Photo: Ross D. Franklin/AP

When news broke about families being detained and separated at the Texas-Mexico border, 29 lawyers from five different Hogan Lovells offices traveled to the state for a week in July to offer pro bono legal services at one of the family residential centers.

Our days were long and exhausting, both physically and emotionally. We walked through the metal detectors each morning at 7 a.m., wary of what the day would bring. Over the course of a 13-hour shift, we listened to a seemingly unending stream of stories recounting shockingly graphic violence. And we listened again the next day, and the next. The days went on, but the room never cleared. There were always women and children sitting in chairs, looking up as we walked by, hoping we’d call their names.

It was in Texas that we came to appreciate first-hand the circumstances of many individuals who are housed in migrant detention facilities across this country. Almost all of the women we met had fled their home countries because they or their families were targeted by gangs and subjected to unspeakable acts of violence—in many cases perpetrated against young children.

They endured arduous and perilous conditions to seek refuge in the United States. Many stood in long lines at the border, only to be repeatedly turned away despite explaining that they were afraid to return home. Some were detained at the border by U.S. immigration authorities, some were apprehended after they crossed the border. But nearly all were fleeing from a home they did not believe was safe for them or their children.

As has been widely reported, U.S. immigration authorities separated many of the apprehended families, sending the children to remote locations with no assurance whether or when they would be reunited with their parents. Many of the parents were then forced to go through so-called “credible fear” interviews, which they failed because they were distraught from the combined effect of the persecution they’d suffered at home, the ordeal they went through to get here, and their separation from their children. Unsurprisingly, many were unable to effectively articulate their “credible fear” and so are now subject to expedited removal orders.

While we were in Texas, we heard rumors that U.S. immigration authorities planned to remove both these parents and their children as soon as possible after they were reunited. When those rumors were confirmed in mid-July, we rushed to file a complaint in federal court, alleging that our clients—all children who had been separated from their parents—were being denied their individual statutory and constitutional due process rights.

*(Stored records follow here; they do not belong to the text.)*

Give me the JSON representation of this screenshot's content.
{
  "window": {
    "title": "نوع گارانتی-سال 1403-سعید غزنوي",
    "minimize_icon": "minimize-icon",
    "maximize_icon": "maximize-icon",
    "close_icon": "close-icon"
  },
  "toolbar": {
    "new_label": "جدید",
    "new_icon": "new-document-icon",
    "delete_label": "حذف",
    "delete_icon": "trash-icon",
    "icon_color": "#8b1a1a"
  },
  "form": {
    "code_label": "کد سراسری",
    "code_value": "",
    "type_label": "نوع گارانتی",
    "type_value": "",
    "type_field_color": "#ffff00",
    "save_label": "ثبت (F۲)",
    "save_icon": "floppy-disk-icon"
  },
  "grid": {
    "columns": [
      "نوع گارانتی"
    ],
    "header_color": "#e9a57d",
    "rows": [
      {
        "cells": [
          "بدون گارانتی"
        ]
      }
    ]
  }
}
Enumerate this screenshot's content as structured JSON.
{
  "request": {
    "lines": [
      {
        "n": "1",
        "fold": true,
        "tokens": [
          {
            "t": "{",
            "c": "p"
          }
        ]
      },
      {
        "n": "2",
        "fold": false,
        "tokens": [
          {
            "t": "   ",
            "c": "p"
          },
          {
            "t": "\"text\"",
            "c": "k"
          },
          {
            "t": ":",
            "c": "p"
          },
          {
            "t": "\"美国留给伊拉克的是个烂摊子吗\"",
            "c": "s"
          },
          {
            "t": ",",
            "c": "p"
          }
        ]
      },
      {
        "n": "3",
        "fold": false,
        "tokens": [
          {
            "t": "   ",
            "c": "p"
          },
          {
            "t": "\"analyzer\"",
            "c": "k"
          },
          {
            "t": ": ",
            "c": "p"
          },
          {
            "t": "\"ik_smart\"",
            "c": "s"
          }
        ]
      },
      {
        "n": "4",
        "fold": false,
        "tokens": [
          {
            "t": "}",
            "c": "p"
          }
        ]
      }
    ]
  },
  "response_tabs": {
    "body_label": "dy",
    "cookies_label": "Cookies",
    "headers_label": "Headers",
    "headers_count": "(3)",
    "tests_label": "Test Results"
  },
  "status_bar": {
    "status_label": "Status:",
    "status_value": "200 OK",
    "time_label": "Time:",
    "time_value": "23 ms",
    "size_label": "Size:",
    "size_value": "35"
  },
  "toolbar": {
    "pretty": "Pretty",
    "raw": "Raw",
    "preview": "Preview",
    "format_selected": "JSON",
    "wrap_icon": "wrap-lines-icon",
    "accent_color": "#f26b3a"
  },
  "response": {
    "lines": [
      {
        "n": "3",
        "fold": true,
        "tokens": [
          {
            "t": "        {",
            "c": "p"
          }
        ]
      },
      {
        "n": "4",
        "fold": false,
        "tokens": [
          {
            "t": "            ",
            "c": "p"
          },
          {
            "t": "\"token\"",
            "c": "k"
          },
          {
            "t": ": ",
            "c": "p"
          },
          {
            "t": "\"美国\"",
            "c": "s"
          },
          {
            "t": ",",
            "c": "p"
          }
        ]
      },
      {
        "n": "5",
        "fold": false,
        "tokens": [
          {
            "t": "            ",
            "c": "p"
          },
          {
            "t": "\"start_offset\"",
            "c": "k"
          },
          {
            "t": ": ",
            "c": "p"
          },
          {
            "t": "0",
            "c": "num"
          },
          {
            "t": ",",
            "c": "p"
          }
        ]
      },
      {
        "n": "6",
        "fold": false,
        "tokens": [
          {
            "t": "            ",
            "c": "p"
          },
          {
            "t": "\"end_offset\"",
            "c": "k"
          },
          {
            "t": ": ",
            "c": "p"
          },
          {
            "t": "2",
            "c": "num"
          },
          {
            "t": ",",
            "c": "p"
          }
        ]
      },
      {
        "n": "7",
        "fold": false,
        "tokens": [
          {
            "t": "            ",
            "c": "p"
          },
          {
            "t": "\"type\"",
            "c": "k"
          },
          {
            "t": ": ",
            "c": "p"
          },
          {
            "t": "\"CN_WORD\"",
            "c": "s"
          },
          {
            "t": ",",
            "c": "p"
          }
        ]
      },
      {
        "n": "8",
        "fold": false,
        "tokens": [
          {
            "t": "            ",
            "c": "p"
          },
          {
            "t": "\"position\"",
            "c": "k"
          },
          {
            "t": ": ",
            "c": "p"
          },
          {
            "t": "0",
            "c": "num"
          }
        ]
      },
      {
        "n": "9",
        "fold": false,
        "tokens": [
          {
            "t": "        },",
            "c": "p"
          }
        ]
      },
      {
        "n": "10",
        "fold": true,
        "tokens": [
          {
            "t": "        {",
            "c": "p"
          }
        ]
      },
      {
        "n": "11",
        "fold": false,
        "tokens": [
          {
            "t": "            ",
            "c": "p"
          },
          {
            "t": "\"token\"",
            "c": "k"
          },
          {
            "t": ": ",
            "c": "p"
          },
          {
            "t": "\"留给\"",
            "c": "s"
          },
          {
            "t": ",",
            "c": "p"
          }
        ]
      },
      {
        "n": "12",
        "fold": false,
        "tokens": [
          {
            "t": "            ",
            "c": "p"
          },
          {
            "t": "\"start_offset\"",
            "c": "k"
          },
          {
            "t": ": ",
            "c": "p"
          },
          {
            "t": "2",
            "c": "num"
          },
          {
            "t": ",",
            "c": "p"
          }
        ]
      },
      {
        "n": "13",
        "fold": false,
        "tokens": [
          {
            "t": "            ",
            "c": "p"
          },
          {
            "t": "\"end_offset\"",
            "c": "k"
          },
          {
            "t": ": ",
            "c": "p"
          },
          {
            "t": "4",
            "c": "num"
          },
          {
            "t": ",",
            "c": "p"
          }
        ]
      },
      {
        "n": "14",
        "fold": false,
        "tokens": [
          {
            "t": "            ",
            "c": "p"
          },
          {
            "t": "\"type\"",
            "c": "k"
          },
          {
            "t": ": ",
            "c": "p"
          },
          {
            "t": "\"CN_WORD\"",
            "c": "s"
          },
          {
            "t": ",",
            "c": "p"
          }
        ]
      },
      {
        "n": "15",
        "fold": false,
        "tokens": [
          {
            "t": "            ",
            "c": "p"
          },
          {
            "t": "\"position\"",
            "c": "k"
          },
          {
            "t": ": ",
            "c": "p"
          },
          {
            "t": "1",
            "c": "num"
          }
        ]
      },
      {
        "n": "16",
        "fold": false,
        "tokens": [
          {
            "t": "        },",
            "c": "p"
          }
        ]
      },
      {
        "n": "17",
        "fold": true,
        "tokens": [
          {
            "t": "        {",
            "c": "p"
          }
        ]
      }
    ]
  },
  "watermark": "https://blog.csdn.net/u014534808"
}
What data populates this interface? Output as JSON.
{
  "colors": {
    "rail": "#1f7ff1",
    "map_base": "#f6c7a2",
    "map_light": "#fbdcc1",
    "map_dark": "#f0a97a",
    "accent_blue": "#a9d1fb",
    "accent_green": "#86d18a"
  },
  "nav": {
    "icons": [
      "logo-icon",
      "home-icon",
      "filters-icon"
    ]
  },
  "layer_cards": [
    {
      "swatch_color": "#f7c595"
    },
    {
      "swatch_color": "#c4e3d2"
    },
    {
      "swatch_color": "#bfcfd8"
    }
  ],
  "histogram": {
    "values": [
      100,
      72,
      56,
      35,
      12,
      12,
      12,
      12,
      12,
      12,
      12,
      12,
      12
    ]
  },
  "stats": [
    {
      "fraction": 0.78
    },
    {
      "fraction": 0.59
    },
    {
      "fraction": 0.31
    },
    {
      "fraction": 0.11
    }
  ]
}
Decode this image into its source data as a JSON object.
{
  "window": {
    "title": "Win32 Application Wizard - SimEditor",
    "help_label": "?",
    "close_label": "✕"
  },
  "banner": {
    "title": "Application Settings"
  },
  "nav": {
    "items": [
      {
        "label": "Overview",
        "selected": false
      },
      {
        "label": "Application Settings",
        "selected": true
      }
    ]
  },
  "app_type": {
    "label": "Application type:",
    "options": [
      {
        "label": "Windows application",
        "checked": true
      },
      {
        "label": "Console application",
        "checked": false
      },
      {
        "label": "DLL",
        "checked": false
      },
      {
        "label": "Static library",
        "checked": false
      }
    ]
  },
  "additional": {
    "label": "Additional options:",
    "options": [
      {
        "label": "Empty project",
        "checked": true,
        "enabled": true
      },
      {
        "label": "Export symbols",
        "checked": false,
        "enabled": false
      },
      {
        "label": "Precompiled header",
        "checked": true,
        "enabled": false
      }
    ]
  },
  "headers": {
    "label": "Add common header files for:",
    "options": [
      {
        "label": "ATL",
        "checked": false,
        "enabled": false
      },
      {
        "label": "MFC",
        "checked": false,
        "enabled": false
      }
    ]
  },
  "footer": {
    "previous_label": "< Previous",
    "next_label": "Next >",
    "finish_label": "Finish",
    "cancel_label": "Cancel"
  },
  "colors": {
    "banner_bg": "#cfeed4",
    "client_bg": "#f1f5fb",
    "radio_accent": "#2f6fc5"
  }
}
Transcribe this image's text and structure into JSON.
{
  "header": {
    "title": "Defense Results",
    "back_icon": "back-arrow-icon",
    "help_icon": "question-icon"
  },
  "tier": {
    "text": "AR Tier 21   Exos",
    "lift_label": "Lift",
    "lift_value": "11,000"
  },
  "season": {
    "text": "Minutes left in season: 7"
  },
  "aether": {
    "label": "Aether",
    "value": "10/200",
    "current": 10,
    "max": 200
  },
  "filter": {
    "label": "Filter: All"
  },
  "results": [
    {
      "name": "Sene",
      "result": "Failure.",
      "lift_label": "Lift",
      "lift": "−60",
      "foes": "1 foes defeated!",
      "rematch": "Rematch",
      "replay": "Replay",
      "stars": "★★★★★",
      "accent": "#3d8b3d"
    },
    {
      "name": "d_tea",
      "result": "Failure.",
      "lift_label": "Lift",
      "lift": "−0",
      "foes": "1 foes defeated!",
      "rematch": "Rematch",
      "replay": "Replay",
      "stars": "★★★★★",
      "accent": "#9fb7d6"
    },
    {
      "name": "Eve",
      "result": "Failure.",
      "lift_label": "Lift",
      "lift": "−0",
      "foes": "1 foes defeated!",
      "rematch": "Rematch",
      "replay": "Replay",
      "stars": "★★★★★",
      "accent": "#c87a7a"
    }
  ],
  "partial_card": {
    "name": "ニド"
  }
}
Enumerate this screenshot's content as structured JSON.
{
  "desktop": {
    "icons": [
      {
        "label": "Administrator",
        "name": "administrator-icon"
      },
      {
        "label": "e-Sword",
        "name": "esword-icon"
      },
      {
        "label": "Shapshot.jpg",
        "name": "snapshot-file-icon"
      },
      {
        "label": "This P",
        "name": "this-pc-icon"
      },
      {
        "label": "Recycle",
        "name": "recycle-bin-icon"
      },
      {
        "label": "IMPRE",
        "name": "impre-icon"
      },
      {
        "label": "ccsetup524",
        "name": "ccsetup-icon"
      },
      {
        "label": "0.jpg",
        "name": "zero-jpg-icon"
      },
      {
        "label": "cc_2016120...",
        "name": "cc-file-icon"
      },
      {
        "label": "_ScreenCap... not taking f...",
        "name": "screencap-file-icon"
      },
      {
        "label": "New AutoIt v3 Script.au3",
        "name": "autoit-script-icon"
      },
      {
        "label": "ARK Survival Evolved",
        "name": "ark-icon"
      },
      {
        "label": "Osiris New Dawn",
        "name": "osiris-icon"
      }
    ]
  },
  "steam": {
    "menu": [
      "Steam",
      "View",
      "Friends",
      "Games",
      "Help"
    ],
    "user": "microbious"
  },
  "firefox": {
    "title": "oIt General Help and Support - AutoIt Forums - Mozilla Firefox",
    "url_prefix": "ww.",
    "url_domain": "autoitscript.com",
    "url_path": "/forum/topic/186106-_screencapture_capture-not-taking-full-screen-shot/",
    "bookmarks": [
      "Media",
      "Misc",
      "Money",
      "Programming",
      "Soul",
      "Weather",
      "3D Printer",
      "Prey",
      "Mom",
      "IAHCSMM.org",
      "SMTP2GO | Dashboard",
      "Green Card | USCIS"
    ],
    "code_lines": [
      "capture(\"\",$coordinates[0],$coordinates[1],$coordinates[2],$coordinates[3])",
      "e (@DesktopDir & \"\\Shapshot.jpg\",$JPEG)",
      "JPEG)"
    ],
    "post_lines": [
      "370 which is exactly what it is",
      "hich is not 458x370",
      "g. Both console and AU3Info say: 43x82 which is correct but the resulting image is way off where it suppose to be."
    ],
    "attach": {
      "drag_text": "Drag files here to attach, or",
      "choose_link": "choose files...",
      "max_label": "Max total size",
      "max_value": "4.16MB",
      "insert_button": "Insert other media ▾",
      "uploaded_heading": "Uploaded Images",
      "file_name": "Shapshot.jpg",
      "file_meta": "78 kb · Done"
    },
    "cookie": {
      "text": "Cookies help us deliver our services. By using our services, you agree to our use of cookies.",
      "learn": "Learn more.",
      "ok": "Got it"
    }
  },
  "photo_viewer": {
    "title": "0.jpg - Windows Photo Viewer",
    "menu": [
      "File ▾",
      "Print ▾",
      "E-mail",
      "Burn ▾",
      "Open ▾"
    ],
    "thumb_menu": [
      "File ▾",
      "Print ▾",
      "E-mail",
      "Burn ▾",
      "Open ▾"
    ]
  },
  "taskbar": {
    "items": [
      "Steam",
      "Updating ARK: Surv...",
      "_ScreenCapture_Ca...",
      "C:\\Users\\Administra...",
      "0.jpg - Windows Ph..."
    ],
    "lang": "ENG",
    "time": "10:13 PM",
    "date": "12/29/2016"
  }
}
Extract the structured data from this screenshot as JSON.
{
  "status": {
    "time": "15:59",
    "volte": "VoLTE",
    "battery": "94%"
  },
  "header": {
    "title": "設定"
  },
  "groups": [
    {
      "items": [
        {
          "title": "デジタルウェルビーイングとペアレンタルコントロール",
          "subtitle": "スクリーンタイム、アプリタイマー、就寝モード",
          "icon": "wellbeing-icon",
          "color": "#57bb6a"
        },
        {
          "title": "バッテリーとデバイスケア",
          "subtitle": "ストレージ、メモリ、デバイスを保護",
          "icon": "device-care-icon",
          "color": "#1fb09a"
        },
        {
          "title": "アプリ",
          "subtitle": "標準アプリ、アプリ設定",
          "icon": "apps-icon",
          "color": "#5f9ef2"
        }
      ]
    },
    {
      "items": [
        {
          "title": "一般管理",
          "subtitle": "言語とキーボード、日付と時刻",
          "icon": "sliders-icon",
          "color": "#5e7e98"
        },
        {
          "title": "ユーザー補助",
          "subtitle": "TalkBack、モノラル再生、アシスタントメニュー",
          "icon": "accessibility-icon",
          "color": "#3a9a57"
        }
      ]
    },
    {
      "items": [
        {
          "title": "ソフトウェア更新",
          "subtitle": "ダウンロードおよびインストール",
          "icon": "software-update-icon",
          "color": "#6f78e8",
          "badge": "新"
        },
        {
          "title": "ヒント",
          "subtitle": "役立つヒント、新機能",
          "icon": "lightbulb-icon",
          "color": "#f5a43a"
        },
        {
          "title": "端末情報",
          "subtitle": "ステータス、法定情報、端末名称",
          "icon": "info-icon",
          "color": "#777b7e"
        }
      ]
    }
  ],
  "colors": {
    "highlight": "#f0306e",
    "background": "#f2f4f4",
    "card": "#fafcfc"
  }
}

Specifically, those apprehended in the United States who express a fear of being returned to their home country have a legal right to be considered for asylum. This right applies equally to children who, due to the trauma they’ve suffered and sometimes their young age, have to depend on their parents to help them articulate their fear. Before they can be repatriated, these children must be given a fair opportunity to present their cases. Not everyone is entitled to asylum, but everyone who expresses a fear of persecution in their home country has the right to be considered for asylum. The case we filed is about making sure that children are given their right to be heard.

Three of the four claims in our lawsuit, M.M.M. v. Sessions, have been transferred to U.S. District Judge Dana Makoto Sabraw of the Southern District of California’s docket, but it’s important to note that our claims are different from those that were already pending in an earlier case brought by the American Civil Liberties Union against the government. The ACLU’s case is on behalf of the parents and focuses specifically on family reunification. Our lawsuit is on behalf of the children and focuses on what happens following reunification; it seeks to ensure that reunified families are not removed from the country before children are given their independent due process rights to seek asylum in the United States.

Over the course of our two weeks in Texas, we and the other volunteers working with us impacted the lives of more than 2,000 people. During that time, we heard gruesome stories from mothers who had endured unimaginable pain. Women who were fleeing the only home they’ve ever known in order to prevent their sons from being kidnapped and forced into gangs. To protect their daughters from being raped and killed. Oftentimes, women suffered violence for years—but made the difficult decision to flee when the lives of their children were threatened.

To suggest that most migrants are coming to the United States for economic reasons is both uninformed and dangerous. Many have endured horrific tragedies that drove them to make the long and treacherous journey to the United States, where their children were ripped from their arms. Where they were detained like criminals rather than treated with dignity and compassion, simply because they weren’t born on U.S. soil.

We and our colleagues will continue to do our best for these children, many of whom face violence, rape, torture, or even death if they return to their home countries. And in doing so, we hope to shine a light on the way in which they’ve been treated while in the custody of the United States.

T. Clark Weymouth is the pro bono partner at Hogan Lovells. He and co-author Amy Roma, a partner in the energy practice, were among those on the ground in Texas.